En dan komt er maar één terug, de Samaritaan. Je kunt speculeren over de vraag die Jezus stelt: ‘waar zijn de negen anderen?’ Was die ene Samaritaan bij terugkeer in het gewone leven ineens toch weer een vreemde geworden, iemand met wie je niet hoort om te gaan? Opvallend dat Jezus daarover geen oordeel uitspreekt, hij verwondert zich dat slechts een van de tien niet overgaat tot de orde van de dag, maar definitief door heeft dat zijn leven is veranderd, net zoals dat van Naäman. Dat het een andere dimensie heeft gekregen, omdat zijn geloof hem heeft gered. Het geloof in de Jezusbeweging, het geloof van de toekomstige wereld die Jezus voor ogen staat, het koninkrijk der hemelen waarin geen onderscheid bestaat tussen joden en niet-joden, tussen de seksen en volken; de wereld waarin ieder het recht heeft om te wonen in het beloofde land.
Misschien toch goed dat zondag Werelddiaconaat volgt op Israël-zondag, al was het alleen maar om te weten dat wij geen gestalte hoeven te geven aan de ‘onopgeefbare verbondenheid’ met volken en staten, inclusief de moderne staat Israël, maar dat wij in Jezus’ naam een ‘onopgeefbare band’ hebben met onze medemensen en vooral diegenen die het ‘brood des levens’ nodig hebben, omdat zij door anderen al dood zijn verklaard, chronisch zieken, ouderen, armen, gehandicapten, nutteloos geacht in onze voortrazende economie van het nooit genoeg. Mensen die vragen om recht, om hun plekje op Gods goede aarde, het beloofde land van de toekomst. Alleen het andere joodse geluid van Jezus dat joden, christenen en moslims kan verenigen, zelfs in het Heilige Land.
Preekvoorbeeld
Met de zieke Naäman en de tien bezoekers die bij Jezus komen, betreden wij het gebied waar gezondheid en ziekte, dus ook leven en dood aan elkaar grenzen. Het is de grond waarin het menselijk bestaan wortelt en tot bloei probeert te komen, heilige grond dus.
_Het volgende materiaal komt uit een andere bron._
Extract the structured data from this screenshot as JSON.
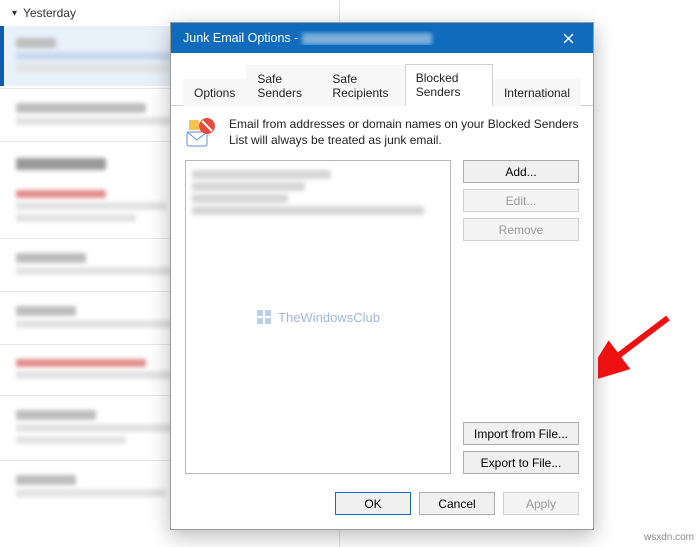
{
  "mail": {
    "section_header": "Yesterday"
  },
  "dialog": {
    "title_prefix": "Junk Email Options - ",
    "tabs": {
      "options": "Options",
      "safe_senders": "Safe Senders",
      "safe_recipients": "Safe Recipients",
      "blocked_senders": "Blocked Senders",
      "international": "International"
    },
    "info_text": "Email from addresses or domain names on your Blocked Senders List will always be treated as junk email.",
    "buttons": {
      "add": "Add...",
      "edit": "Edit...",
      "remove": "Remove",
      "import": "Import from File...",
      "export": "Export to File...",
      "ok": "OK",
      "cancel": "Cancel",
      "apply": "Apply"
    }
  },
  "watermark": "TheWindowsClub",
  "credit": "wsxdn.com"
}
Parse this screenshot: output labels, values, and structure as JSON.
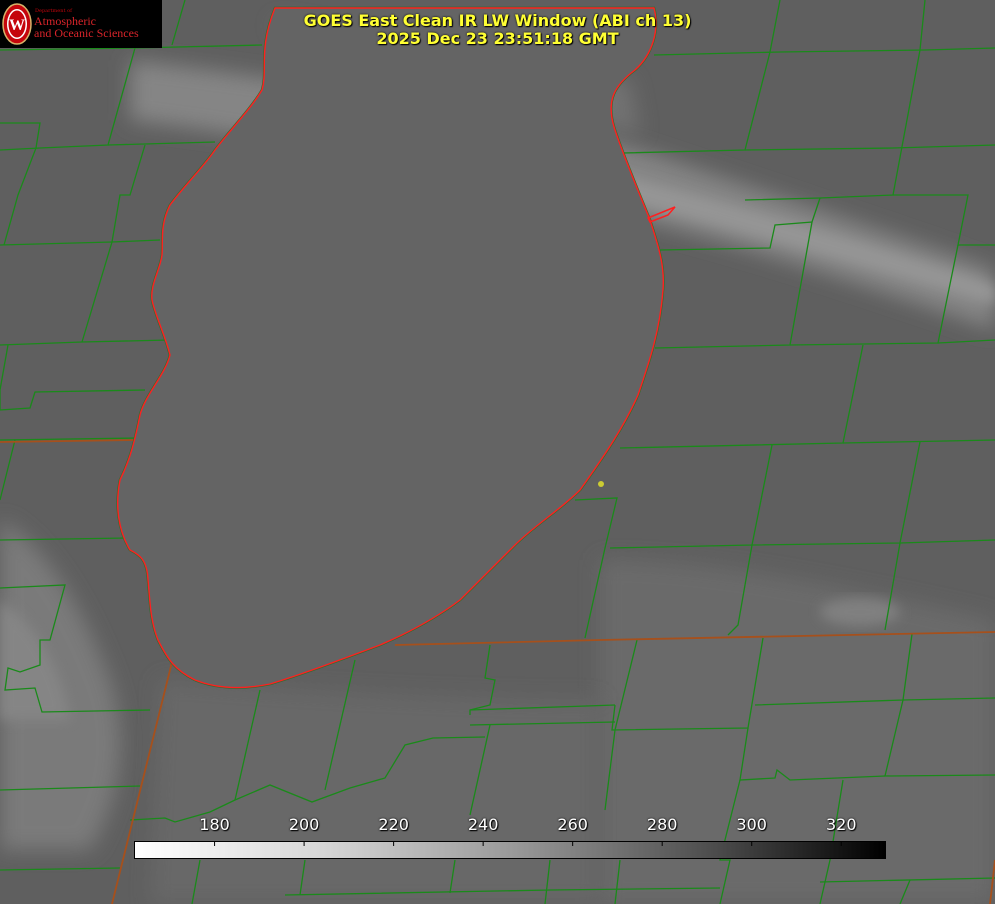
{
  "title": {
    "line1": "GOES East Clean IR LW Window (ABI ch 13)",
    "line2": "2025 Dec 23 23:51:18 GMT"
  },
  "logo": {
    "department": "Department of",
    "line1": "Atmospheric",
    "line2": "and Oceanic Sciences",
    "seal_letter": "W"
  },
  "colors": {
    "background_gray": "#5e5e5e",
    "county_lines": "#1a8a1a",
    "state_lines": "#b04a1a",
    "lake_outline": "#ff2020",
    "title_text": "#ffff33",
    "marker": "#cccc33"
  },
  "colorbar": {
    "ticks": [
      180,
      200,
      220,
      240,
      260,
      280,
      300,
      320
    ],
    "vmin": 162,
    "vmax": 330
  }
}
Hier wisselen hoop en wanhoop elkaar af. In de Bijbel geldt dat God de Heer is van leven en dood, niet de mens. Mensen moeten dit onderscheid zuiver, ‘rein’ houden. Mag de mens aan de wereld van God niet raken, denk aan de ‘Toren van Babel’, wij daarentegen vragen God wel om zijn bemoeienis, omdat hij in staat is ons te redden uit onze nood en benauwenis. Melaatsheid was iets verschrikkelijks, het maakte de mens onrein en bracht isolement met zich mee. Vanwege de angst voor onreinheid moesten deze zieken in gescheurde kleren hun omgeving waarschuwen onder het toeroepen van het woord ‘onrein!’ (Lev. 13,45). Dat dit lot ieder mens kon treffen, zien wij in het verhaal over Naäman, de machtige legeroverste van de koning van Aram (Syrië).
In zijn wanhoop zoekt hij redding bij een voor hem onbekende god, namelijk de God van Israël. In de rivier de Jordaan, ervaart hij, zij het onder protest, zijn verlossing, zijn opstanding(!). Hij volbrengt het ritueel dat de profeet Elisa hem opdroeg. Openlijk vraagt hij zich af waarom de rivieren in zijn Syrische thuisland daar niet goed genoeg voor zijn. Maar de vijfsterrengeneraal bindt in en gehoorzaam voert hij het ritueel uit. We zien hem zeven keer kopje onder gaan. Dit vernieuwt hem volkomen, want zijn huid wordt weer als die van een klein kind. Het water van het Beloofde Land maakt van Naäman een rein mens, hij hoort nu bij de wereld van God. Het mag duidelijk zijn dat de Kerk in deze gebeurtenis van oudsher een voorafbeelding van het doopsel zag. Fris als de morgen van de eerste dag, staat de legeroverste op uit het water. Overgoten met nieuw inzicht vraagt hij om een last grond mee te mogen nemen. Naäman kwam hier op vreemde bodem, maar het geloof in de God van Israël geeft hem vaste grond. Deze basis, dit fundament, wil hij meenemen. Elisa gaat hiermee akkoord en zo neemt Naäman het ‘Beloofde Land’ letterlijk met zich mee. Hij exporteert het Rijk Gods. Nu is er ook buiten Israël land om tot God te bidden en te offeren. De dichter van Psalm 98 zegt daarom terecht: ‘Jubel en juich voor de Heer heel de aarde, zing en speel om hem te eren’ (v. 4,5a).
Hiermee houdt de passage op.